Did the student apply correct formats and rules (e.g., handed in on time; used correct citation format; organized parts of task properly; used required camera shots/visuals; edited for grammar and usage)? (Usually DOK 1)

Accuracy of Content (product is chocolate chip cookies)

Is the answer/terminology/calculation, correct? Is the relationship explained in enough detail with elaboration/examples? Is the concept understood or accurately applied? Does the representation align with appropriate content and intended purpose? Are diagrams/representations correctly constructed and labeled? (Usually DOK 1 or 2)

Construction of New Knowledge (what you learned making cookies)

Did the student go beyond the accurate solution and correct processes to gain new insights, raise new questions and provide supporting evidence for claims or judgments made?
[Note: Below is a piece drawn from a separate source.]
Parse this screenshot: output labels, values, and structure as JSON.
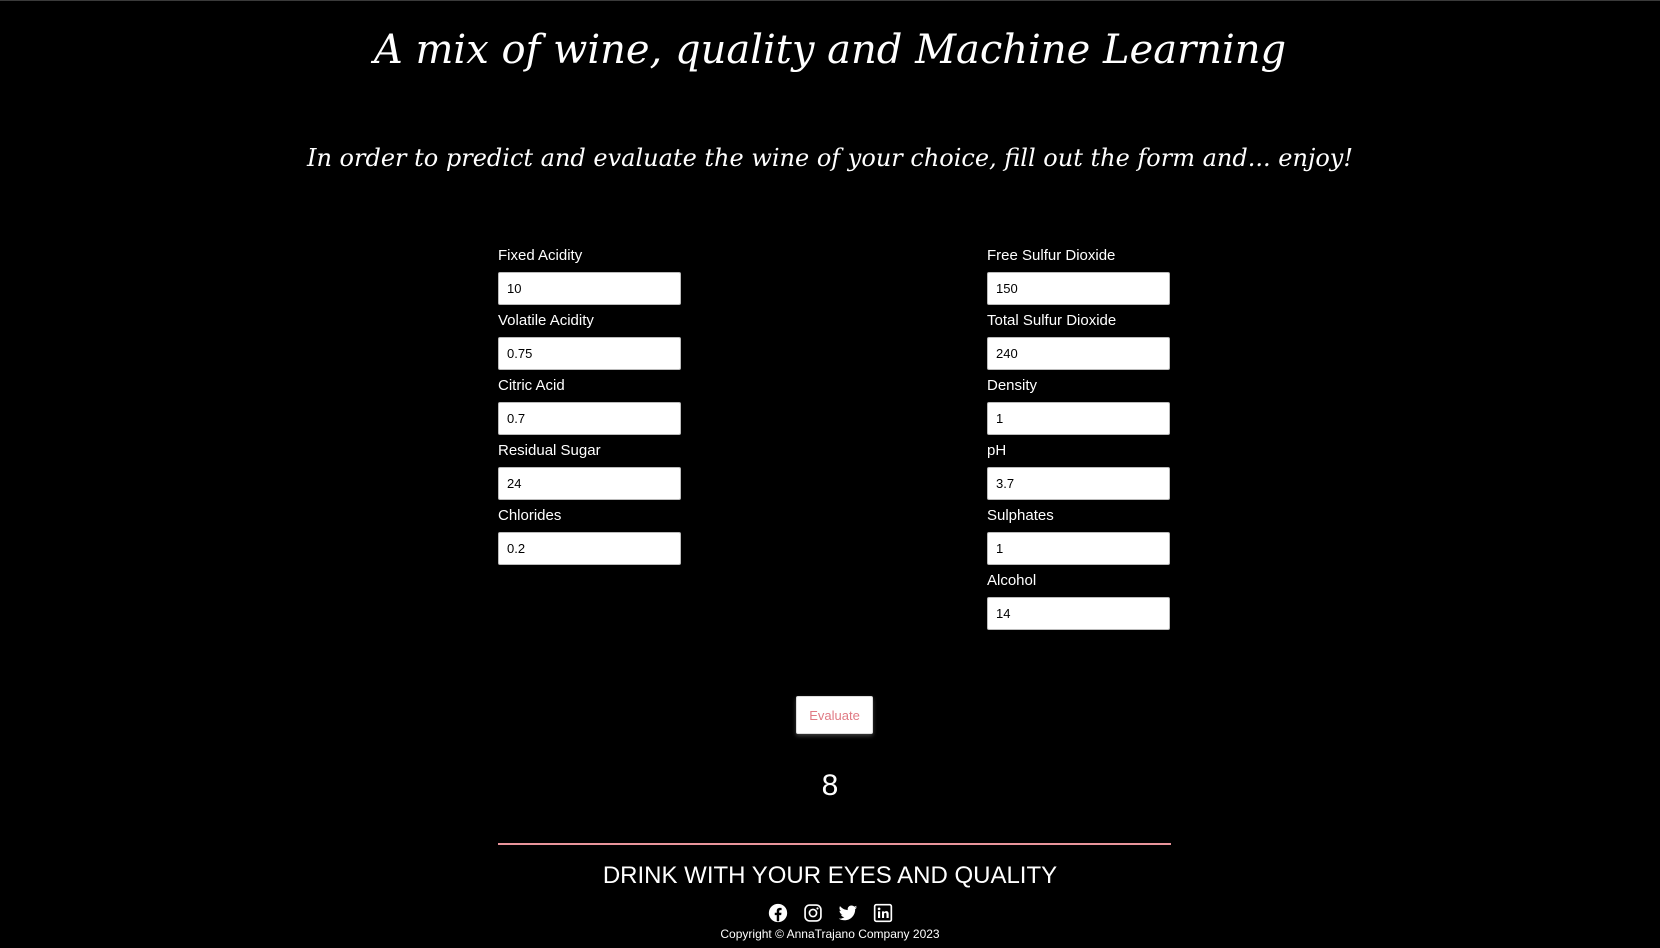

Was an alternative solution presented with supporting evidence? (FAR Transfer - Usually DOK 3 or 4)

Impact (Taste)

Did the final product achieve its intended purpose and provide supporting evidence for claims or judgments made (e.g., solved a problem; persuaded the audience; synthesized information to create a new product/performance) (FAR Transfer - Usually DOK 3 or 4)


Applying the Cookie Taste Test to Your Rubrics

Does the assessment task for your rubric ask students to think deeply and stretch their thinking?

Does the wording of the assessment task prompt and rubric wording match a range of Depth of Knowledge levels (form-accuracy-processes-knowledge production-impact)?

Are descriptors in rubrics descriptive rather than subjective (e.g., good, often, rarely) leading to better scoring agreement?